Terdapat beberapa hal yang menjadi faktor kerap digunakannya keterangan saksi dalam pembuktian perkara pidana. Pertama, terdapat perluasan makna keterangan saksi melalui
Putusan Mahkamah Konstitusi Nomor 65/PUU-VIII/2010 (Baca:
MK ‘Rombak’ Definisi Saksi dalam KUHAP). Sehingga saat ini siapa saja yang masih memiliki relevansi dengan perkara untuk memberikan keterangan, dapat dijadikan sebagai saksi.
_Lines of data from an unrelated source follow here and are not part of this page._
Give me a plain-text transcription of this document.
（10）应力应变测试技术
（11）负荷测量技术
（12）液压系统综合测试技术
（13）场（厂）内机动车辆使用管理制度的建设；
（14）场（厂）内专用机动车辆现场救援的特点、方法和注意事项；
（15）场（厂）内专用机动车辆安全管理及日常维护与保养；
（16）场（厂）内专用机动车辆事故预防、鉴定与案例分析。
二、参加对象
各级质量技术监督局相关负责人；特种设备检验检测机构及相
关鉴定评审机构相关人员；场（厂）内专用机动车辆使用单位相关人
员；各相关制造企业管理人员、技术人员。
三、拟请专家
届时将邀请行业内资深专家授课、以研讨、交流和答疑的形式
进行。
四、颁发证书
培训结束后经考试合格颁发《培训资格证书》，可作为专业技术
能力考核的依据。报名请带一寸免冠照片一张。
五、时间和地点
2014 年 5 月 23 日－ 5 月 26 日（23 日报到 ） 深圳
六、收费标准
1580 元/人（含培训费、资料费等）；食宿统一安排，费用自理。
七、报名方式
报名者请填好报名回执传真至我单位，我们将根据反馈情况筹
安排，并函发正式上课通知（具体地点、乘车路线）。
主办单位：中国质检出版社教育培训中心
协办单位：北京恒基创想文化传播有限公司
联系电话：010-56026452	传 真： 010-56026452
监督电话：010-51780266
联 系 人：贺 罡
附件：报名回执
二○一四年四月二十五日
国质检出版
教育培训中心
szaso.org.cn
Tidak harus orang yang melihat, mendengar, mengalami suatu peristiwa pidana. Mengambil contoh ilustrasi yang Anda berikan, dalam perkara tersebut meski tidak ada saksi yang melihat terjadinya pembunuhan, dalam praktik Jaksa Penuntut Umum akan memanggil saksi penangkap, saksi dari keluarga korban, ataupun saksi lain yang masih memiliki relevansi dengan perkara.
Kedua, Majelis Hakim akan mengusahakan sebisa mungkin terdapat keterangan saksi untuk memutus suatu perkara karena tanpa adanya saksi, dapat menimbulkan keragu-raguan Hakim dalam menjatuhkan putusan. Hakim tidak boleh memiliki keraguan yang masuk akal dalam menjatuhkan hukuman bersalah kepada terdakwa (beyond a reasonable doubt).
Demikian jawaban dari kami, semoga bermanfaat.
Dasar Hukum:
Referensi:
M. Yahya Harahap. Pembahasan Permasalahan dan Penerapan KUHAP Pemeriksaan Sidang Pengadilan, Banding, Kasasi, dan Peninjauan Kembali. Jakarta: Sinar Grafika, 2016.
Eddy O.S. Hiariej, Teori dan Hukum Pembuktian. Jakarta: Penerbit Erlangga, 2012.